L’ortografia è una delle principali fonti di errori. Diversi sono i dubbi relativi all’italiano che assillano i parlanti soprattutto quando devono affrontare l’uso della lingua scritta. “A parte o apparte: come si scrive?” Questa domanda è tra le più frequenti e a differenza di alcuni casi già presi in esame, come “in fondo o infondo”, “c’entra o centra”, questa volta non è il significato a indicare l’errore ne la forma corretta.
Nel lessico italiano l’unica forma esistente è “a parte”, locuzione formata dalla preposizione semplice “a” e da “parte”. “Apparte” è da considerarsi scorretta, anche se il GRADIT, Grande Dizionario Italiano dell’Uso, considera entrambe le forme come corrette etichettando “apparte” come letteraria. In realtà è bene sapere che quando si parla di lingua italiana (o di lingua in generale) non si intende ” un insieme di regole da seguire correttamente”, una lingua altro non è che l’insieme degli usi di una comunità. Essi quindi sono variabili nel tempo e possono subire dei cambiamenti.
Nel caso specifico la forma “apparte” risulta essere sempre più usata, dunque non bisognerà sorprendersi se il GRADIT la prende in considerazione. Ciò è derivato dal fenomeno del raddoppiamento fonosintattico: nell’italiano parlato il suono “p” della locuzione “a parte” viene pronunciato come se fosse doppio. Relativo alla pronuncia del termine, esso influenza il parlante e si ripercuote sulla grafia. La risposta alla domanda “come si scrive a parte o apparte” risulta essere quindi abbastanza semplice.

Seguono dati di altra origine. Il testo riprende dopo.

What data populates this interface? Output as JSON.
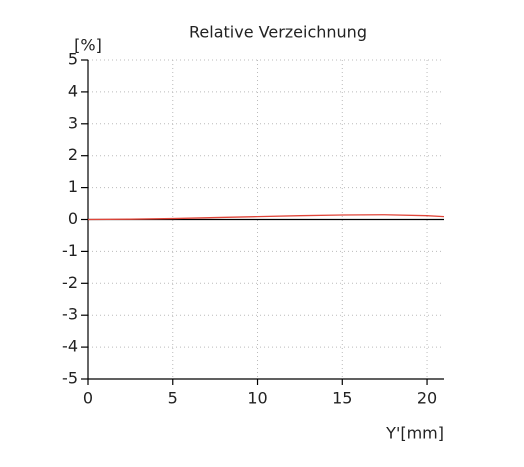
{
  "chart_data": {
    "type": "line",
    "title": "Relative Verzeichnung",
    "y_label": "[%]",
    "x_label": "Y'[mm]",
    "x": [
      0,
      2.5,
      5,
      7.5,
      10,
      12.5,
      15,
      17.5,
      20,
      21
    ],
    "series": [
      {
        "name": "Relative Verzeichnung",
        "color": "#e0463a",
        "values": [
          0,
          0.01,
          0.03,
          0.06,
          0.09,
          0.12,
          0.14,
          0.15,
          0.12,
          0.09
        ]
      }
    ],
    "xlim": [
      0,
      21
    ],
    "xticks": [
      0,
      5,
      10,
      15,
      20
    ],
    "ylim": [
      -5,
      5
    ],
    "yticks": [
      -5,
      -4,
      -3,
      -2,
      -1,
      0,
      1,
      2,
      3,
      4,
      5
    ],
    "grid": true
  }
}
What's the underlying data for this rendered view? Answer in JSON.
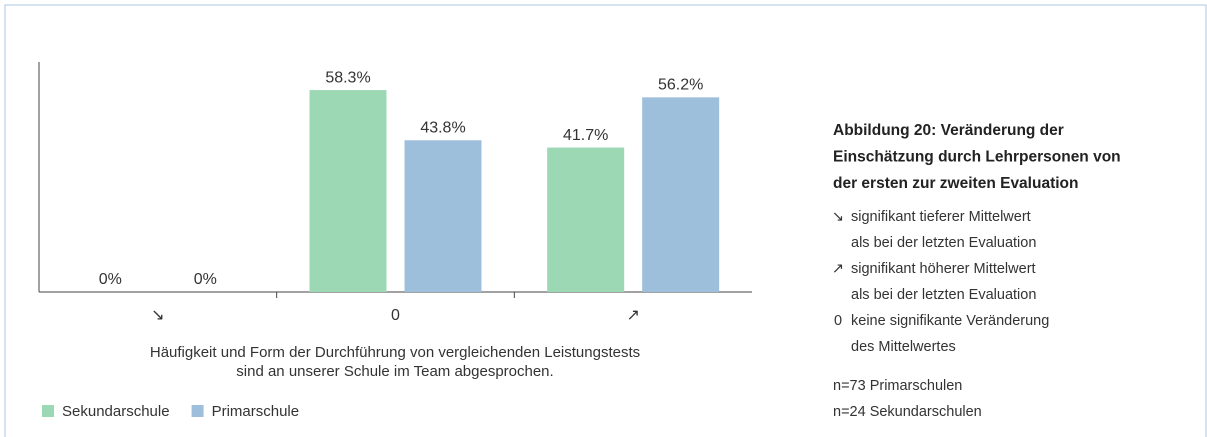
{
  "chart_data": {
    "type": "bar",
    "categories": [
      "↘",
      "0",
      "↗"
    ],
    "series": [
      {
        "name": "Sekundarschule",
        "color": "#9dd8b5",
        "values": [
          0,
          58.3,
          41.7
        ],
        "value_labels": [
          "0%",
          "58.3%",
          "41.7%"
        ]
      },
      {
        "name": "Primarschule",
        "color": "#9dbfdc",
        "values": [
          0,
          43.8,
          56.2
        ],
        "value_labels": [
          "0%",
          "43.8%",
          "56.2%"
        ]
      }
    ],
    "ylim": [
      0,
      66.4
    ],
    "xlabel": [
      "Häufigkeit und Form der Durchführung von vergleichenden Leistungstests",
      "sind an unserer Schule im Team abgesprochen."
    ],
    "side_title": [
      "Abbildung 20: Veränderung der",
      "Einschätzung durch Lehrpersonen von",
      "der ersten zur zweiten Evaluation"
    ],
    "key": [
      {
        "symbol": "↘",
        "lines": [
          "signifikant tieferer Mittelwert",
          "als bei der letzten Evaluation"
        ]
      },
      {
        "symbol": "↗",
        "lines": [
          "signifikant höherer Mittelwert",
          "als bei der letzten Evaluation"
        ]
      },
      {
        "symbol": "0",
        "lines": [
          "keine signifikante Veränderung",
          "des Mittelwertes"
        ]
      }
    ],
    "sample": [
      "n=73 Primarschulen",
      "n=24 Sekundarschulen"
    ]
  }
}
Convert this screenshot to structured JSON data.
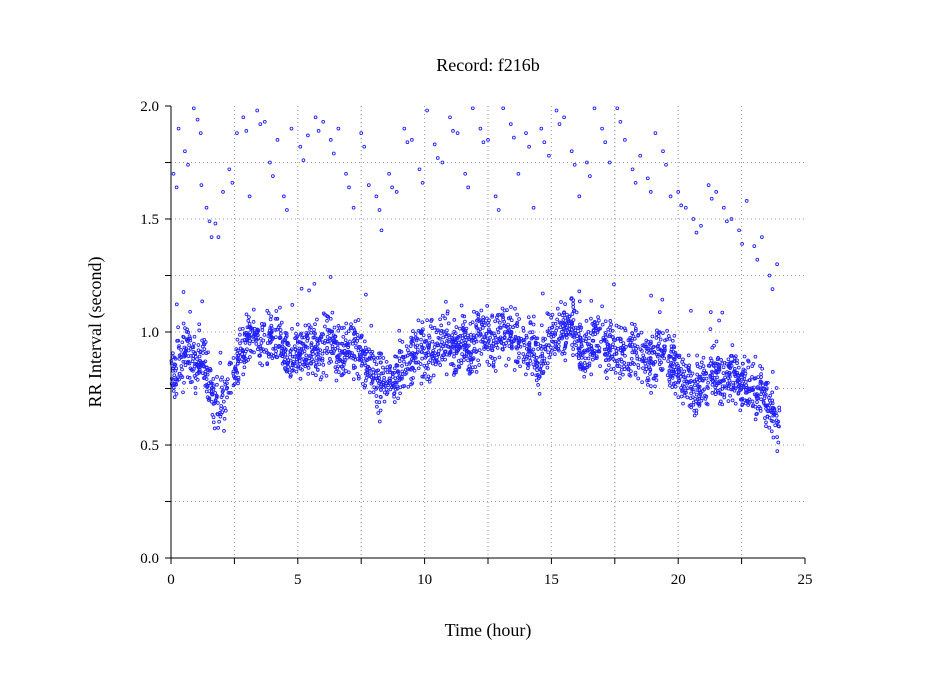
{
  "chart_data": {
    "type": "scatter",
    "title": "Record:  f216b",
    "xlabel": "Time (hour)",
    "ylabel": "RR Interval (second)",
    "xlim": [
      0,
      25
    ],
    "ylim": [
      0,
      2
    ],
    "x_ticks": [
      0,
      2.5,
      5,
      7.5,
      10,
      12.5,
      15,
      17.5,
      20,
      22.5,
      25
    ],
    "x_tick_labels": [
      {
        "value": 0,
        "label": "0"
      },
      {
        "value": 5,
        "label": "5"
      },
      {
        "value": 10,
        "label": "10"
      },
      {
        "value": 15,
        "label": "15"
      },
      {
        "value": 20,
        "label": "20"
      },
      {
        "value": 25,
        "label": "25"
      }
    ],
    "y_ticks": [
      0,
      0.25,
      0.5,
      0.75,
      1.0,
      1.25,
      1.5,
      1.75,
      2.0
    ],
    "y_tick_labels": [
      {
        "value": 0,
        "label": "0.0"
      },
      {
        "value": 0.5,
        "label": "0.5"
      },
      {
        "value": 1.0,
        "label": "1.0"
      },
      {
        "value": 1.5,
        "label": "1.5"
      },
      {
        "value": 2.0,
        "label": "2.0"
      }
    ],
    "grid": true,
    "marker": "open-circle",
    "series_color": "#2020ff",
    "series": [
      {
        "x": [
          0.0,
          0.25,
          0.5,
          0.75,
          1.0,
          1.25,
          1.5,
          1.75,
          2.0,
          2.25,
          2.5,
          2.75,
          3.0,
          3.25,
          3.5,
          3.75,
          4.0,
          4.25,
          4.5,
          4.75,
          5.0,
          5.25,
          5.5,
          5.75,
          6.0,
          6.25,
          6.5,
          6.75,
          7.0,
          7.25,
          7.5,
          7.75,
          8.0,
          8.25,
          8.5,
          8.75,
          9.0,
          9.25,
          9.5,
          9.75,
          10.0,
          10.25,
          10.5,
          10.75,
          11.0,
          11.25,
          11.5,
          11.75,
          12.0,
          12.25,
          12.5,
          12.75,
          13.0,
          13.25,
          13.5,
          13.75,
          14.0,
          14.25,
          14.5,
          14.75,
          15.0,
          15.25,
          15.5,
          15.75,
          16.0,
          16.25,
          16.5,
          16.75,
          17.0,
          17.25,
          17.5,
          17.75,
          18.0,
          18.25,
          18.5,
          18.75,
          19.0,
          19.25,
          19.5,
          19.75,
          20.0,
          20.25,
          20.5,
          20.75,
          21.0,
          21.25,
          21.5,
          21.75,
          22.0,
          22.25,
          22.5,
          22.75,
          23.0,
          23.25,
          23.5,
          23.75,
          24.0
        ],
        "y": [
          0.78,
          0.86,
          0.9,
          0.88,
          0.85,
          0.9,
          0.78,
          0.68,
          0.7,
          0.75,
          0.82,
          0.92,
          0.97,
          0.98,
          0.96,
          1.0,
          0.98,
          0.97,
          0.92,
          0.88,
          0.9,
          0.93,
          0.94,
          0.92,
          0.93,
          0.96,
          0.92,
          0.9,
          0.93,
          0.91,
          0.9,
          0.85,
          0.8,
          0.77,
          0.78,
          0.8,
          0.82,
          0.86,
          0.9,
          0.92,
          0.9,
          0.93,
          0.94,
          0.95,
          0.95,
          0.94,
          0.98,
          0.93,
          0.95,
          1.0,
          0.98,
          0.96,
          1.0,
          0.98,
          0.93,
          0.96,
          0.9,
          0.94,
          0.85,
          0.92,
          0.98,
          1.0,
          0.99,
          1.02,
          0.98,
          0.9,
          0.94,
          0.96,
          0.98,
          0.9,
          0.92,
          0.9,
          0.88,
          0.92,
          0.88,
          0.9,
          0.87,
          0.92,
          0.9,
          0.85,
          0.82,
          0.8,
          0.78,
          0.75,
          0.78,
          0.82,
          0.83,
          0.8,
          0.82,
          0.8,
          0.78,
          0.76,
          0.72,
          0.74,
          0.68,
          0.62,
          0.62
        ]
      }
    ],
    "outliers": {
      "x": [
        0.1,
        0.3,
        0.55,
        0.9,
        1.05,
        1.2,
        1.4,
        1.6,
        1.75,
        2.05,
        2.3,
        2.6,
        2.85,
        3.1,
        3.4,
        3.7,
        3.9,
        4.2,
        4.45,
        4.75,
        5.1,
        5.4,
        5.7,
        6.0,
        6.3,
        6.6,
        6.9,
        7.2,
        7.5,
        7.8,
        8.1,
        8.3,
        8.6,
        8.9,
        9.2,
        9.5,
        9.8,
        10.1,
        10.4,
        10.7,
        11.0,
        11.3,
        11.6,
        11.9,
        12.2,
        12.5,
        12.8,
        13.1,
        13.4,
        13.7,
        14.0,
        14.3,
        14.6,
        14.9,
        15.2,
        15.5,
        15.8,
        16.1,
        16.4,
        16.7,
        17.0,
        17.3,
        17.6,
        17.9,
        18.2,
        18.5,
        18.8,
        19.1,
        19.4,
        19.7,
        20.0,
        20.3,
        20.6,
        20.9,
        21.2,
        21.5,
        21.8,
        22.1,
        22.4,
        22.7,
        23.0,
        23.3,
        23.6,
        23.9
      ],
      "y": [
        1.7,
        1.9,
        1.8,
        1.99,
        1.94,
        1.65,
        1.55,
        1.42,
        1.48,
        1.62,
        1.72,
        1.88,
        1.95,
        1.6,
        1.98,
        1.93,
        1.75,
        1.85,
        1.6,
        1.9,
        1.82,
        1.87,
        1.95,
        1.93,
        1.85,
        1.9,
        1.7,
        1.55,
        1.88,
        1.65,
        1.6,
        1.45,
        1.7,
        1.62,
        1.9,
        1.85,
        1.72,
        1.98,
        1.83,
        1.75,
        1.95,
        1.88,
        1.7,
        1.99,
        1.9,
        1.85,
        1.6,
        1.99,
        1.92,
        1.7,
        1.88,
        1.55,
        1.9,
        1.78,
        1.98,
        1.95,
        1.8,
        1.6,
        1.75,
        1.99,
        1.9,
        1.75,
        1.99,
        1.85,
        1.72,
        1.78,
        1.68,
        1.88,
        1.8,
        1.6,
        1.62,
        1.55,
        1.5,
        1.47,
        1.65,
        1.62,
        1.55,
        1.5,
        1.45,
        1.58,
        1.38,
        1.42,
        1.25,
        1.3
      ]
    }
  }
}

Pur essendosi diffusa anche la forma “apparte”, essa non è stata ancora accettata del tutto e dunque è da considerarsi corretta la forma a “parte”. Tale discorso si inverte nel caso di “apposta o a posta”: in questo caso a farla da padrone è stata il raddoppiamento fonosintattico, di conseguenza è considerata corretta la forma “apposta”.